Wo wir gerade bei der Rivalität zwischen dem HSV und Werder Bremen waren: Die zwischen dem FC Bayern München und 1860 München ist ähnlich historisch und erhielt am Wochenende neue Nahrung. Während die Löwen bei ihrem letzten Heimspiel hellblaue Nebelschwaden durch das Stadion wabern ließen …

... hatten sich auf einem benachbarten Hochhaus Bayern-Fans platziert, die begleitet von einem Banner mit der Aufschrift „München ist rot“ in der entsprechenden Farbe zündelten. Papstwahl München-Style.

Wollen auch ein Wörtchen bei der Wahl mitzureden haben: Die Gladbacher bei ihrem letzten Heimspiel der Saison gegen den VfL Wolfsburg ...

... dessen Anhänger an die Gründung von vor 80 Jahren erinnerten.

Deutlich älter ist, wie der Name schon sagt, 1860 München, das am Samstag sein 165-jähriges Bestehen feierte.
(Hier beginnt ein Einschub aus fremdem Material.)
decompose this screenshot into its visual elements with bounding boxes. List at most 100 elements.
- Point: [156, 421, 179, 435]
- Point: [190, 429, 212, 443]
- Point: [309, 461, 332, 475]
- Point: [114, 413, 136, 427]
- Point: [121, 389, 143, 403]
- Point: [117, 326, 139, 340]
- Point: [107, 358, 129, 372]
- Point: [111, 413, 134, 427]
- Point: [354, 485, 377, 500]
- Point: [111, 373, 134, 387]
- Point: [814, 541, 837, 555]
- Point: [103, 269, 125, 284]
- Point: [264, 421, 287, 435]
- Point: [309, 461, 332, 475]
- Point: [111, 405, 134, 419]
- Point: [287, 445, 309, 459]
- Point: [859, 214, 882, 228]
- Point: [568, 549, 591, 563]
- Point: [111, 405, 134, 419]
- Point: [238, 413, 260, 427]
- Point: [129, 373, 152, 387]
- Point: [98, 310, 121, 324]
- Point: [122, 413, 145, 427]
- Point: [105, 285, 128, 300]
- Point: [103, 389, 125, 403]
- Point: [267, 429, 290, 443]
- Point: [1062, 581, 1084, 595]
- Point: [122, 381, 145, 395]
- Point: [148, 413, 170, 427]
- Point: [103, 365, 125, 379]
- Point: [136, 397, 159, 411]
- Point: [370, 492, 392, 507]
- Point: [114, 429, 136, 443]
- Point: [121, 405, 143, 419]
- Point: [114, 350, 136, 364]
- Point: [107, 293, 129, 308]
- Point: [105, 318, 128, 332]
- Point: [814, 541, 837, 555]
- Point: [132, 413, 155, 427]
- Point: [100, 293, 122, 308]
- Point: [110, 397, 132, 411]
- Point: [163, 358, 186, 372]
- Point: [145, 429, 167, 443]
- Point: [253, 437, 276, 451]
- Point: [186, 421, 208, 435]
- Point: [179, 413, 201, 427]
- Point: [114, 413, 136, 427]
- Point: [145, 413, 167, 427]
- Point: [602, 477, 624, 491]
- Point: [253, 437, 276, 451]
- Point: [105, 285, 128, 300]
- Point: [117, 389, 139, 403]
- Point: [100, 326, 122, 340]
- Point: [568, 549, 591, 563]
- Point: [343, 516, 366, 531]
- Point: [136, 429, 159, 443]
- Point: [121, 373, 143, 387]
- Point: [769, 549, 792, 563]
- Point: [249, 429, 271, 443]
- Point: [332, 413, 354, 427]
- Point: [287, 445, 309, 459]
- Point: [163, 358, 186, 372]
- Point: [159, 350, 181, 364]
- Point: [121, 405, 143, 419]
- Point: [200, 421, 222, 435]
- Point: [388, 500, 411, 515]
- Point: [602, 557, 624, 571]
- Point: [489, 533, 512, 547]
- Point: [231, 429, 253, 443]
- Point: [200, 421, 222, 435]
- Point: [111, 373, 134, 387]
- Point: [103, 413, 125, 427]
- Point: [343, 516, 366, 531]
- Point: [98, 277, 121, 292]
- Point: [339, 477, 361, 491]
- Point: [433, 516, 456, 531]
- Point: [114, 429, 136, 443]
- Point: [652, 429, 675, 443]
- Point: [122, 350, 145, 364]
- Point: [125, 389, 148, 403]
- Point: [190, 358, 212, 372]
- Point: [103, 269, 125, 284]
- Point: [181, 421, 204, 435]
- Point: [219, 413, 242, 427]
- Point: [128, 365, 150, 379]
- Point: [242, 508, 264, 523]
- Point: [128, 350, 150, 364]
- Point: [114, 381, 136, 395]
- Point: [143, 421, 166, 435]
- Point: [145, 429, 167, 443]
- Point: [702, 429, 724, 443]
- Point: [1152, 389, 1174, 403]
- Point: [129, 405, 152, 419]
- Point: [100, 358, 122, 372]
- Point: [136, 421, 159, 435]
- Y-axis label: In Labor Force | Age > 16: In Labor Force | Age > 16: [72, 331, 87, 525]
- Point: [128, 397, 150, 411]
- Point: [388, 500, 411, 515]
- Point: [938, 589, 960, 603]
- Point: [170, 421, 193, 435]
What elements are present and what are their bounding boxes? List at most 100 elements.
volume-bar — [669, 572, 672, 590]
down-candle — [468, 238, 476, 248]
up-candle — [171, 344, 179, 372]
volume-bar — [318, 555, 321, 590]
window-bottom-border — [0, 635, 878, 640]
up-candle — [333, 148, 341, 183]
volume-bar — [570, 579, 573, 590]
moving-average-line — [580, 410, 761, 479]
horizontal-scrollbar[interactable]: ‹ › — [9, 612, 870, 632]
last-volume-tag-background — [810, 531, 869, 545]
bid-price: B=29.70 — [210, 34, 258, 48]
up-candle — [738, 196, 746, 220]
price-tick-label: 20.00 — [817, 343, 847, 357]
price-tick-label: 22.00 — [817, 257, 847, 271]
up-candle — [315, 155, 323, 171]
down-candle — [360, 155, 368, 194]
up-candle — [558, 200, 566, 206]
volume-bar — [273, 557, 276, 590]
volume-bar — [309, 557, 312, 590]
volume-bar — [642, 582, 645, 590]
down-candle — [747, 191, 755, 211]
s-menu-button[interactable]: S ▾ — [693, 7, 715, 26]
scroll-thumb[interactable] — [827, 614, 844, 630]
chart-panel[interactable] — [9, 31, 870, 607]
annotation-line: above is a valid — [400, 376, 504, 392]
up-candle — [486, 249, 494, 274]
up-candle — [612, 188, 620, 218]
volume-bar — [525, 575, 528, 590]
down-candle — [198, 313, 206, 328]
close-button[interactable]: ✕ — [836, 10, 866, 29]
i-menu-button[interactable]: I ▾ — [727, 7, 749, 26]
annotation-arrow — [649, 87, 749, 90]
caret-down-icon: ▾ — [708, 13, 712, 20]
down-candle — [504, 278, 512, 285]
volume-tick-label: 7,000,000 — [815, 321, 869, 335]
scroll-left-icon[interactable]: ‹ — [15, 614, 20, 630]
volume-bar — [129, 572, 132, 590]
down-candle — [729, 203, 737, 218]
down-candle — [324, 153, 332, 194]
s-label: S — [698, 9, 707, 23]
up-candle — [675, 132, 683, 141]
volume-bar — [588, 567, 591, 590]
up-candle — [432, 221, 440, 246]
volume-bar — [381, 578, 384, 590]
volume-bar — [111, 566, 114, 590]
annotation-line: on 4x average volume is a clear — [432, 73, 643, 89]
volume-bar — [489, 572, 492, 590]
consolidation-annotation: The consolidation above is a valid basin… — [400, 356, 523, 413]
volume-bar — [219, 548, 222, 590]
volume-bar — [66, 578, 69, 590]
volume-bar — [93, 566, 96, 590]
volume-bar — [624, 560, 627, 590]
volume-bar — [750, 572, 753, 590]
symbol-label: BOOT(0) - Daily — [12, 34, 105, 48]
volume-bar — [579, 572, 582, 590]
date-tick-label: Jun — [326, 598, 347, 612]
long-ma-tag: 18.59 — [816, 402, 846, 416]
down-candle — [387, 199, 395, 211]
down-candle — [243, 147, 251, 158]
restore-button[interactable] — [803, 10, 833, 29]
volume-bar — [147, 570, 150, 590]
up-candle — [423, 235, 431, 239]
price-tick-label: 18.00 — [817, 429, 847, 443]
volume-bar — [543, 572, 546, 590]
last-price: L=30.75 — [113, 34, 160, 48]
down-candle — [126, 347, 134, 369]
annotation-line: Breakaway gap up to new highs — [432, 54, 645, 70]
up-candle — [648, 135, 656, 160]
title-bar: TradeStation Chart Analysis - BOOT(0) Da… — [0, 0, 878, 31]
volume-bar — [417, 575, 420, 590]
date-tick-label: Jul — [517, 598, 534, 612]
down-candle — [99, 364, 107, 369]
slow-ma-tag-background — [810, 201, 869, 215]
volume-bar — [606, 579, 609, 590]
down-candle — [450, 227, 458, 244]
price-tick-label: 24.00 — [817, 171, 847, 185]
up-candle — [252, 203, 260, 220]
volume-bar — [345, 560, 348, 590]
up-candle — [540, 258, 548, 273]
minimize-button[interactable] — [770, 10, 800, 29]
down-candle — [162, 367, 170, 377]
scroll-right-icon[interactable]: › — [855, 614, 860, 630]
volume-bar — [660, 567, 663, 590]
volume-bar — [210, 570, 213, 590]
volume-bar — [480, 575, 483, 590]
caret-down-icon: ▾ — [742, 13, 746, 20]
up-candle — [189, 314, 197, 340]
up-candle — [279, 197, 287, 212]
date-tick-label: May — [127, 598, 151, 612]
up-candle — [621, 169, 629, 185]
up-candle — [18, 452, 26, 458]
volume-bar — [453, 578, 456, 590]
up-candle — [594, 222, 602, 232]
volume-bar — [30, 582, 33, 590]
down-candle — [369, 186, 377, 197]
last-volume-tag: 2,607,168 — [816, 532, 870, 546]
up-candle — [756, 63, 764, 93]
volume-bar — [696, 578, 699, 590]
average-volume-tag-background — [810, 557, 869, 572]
Wir kommen zum Ende dieser Ausgabe und damit zum Ende der Kurvenschau in der Saison 2024/25. Und nun? Was tun in der Sommerpause so ganz ohne Ligafußball? Die Kölner machen es beim Platzsturm vor. Vielleicht endlich auch mal am Wochenende ein bisschen mehr mit seinen Freunden oder seiner Familie abhängen ...

... oder in den Urlaub fahren und Rasen – äh, Sandburgen bauen. Wir wünschen euch einen schönen Sommer und freuen uns jetzt schon auf die erste Ausgabe in der kommenden Saison!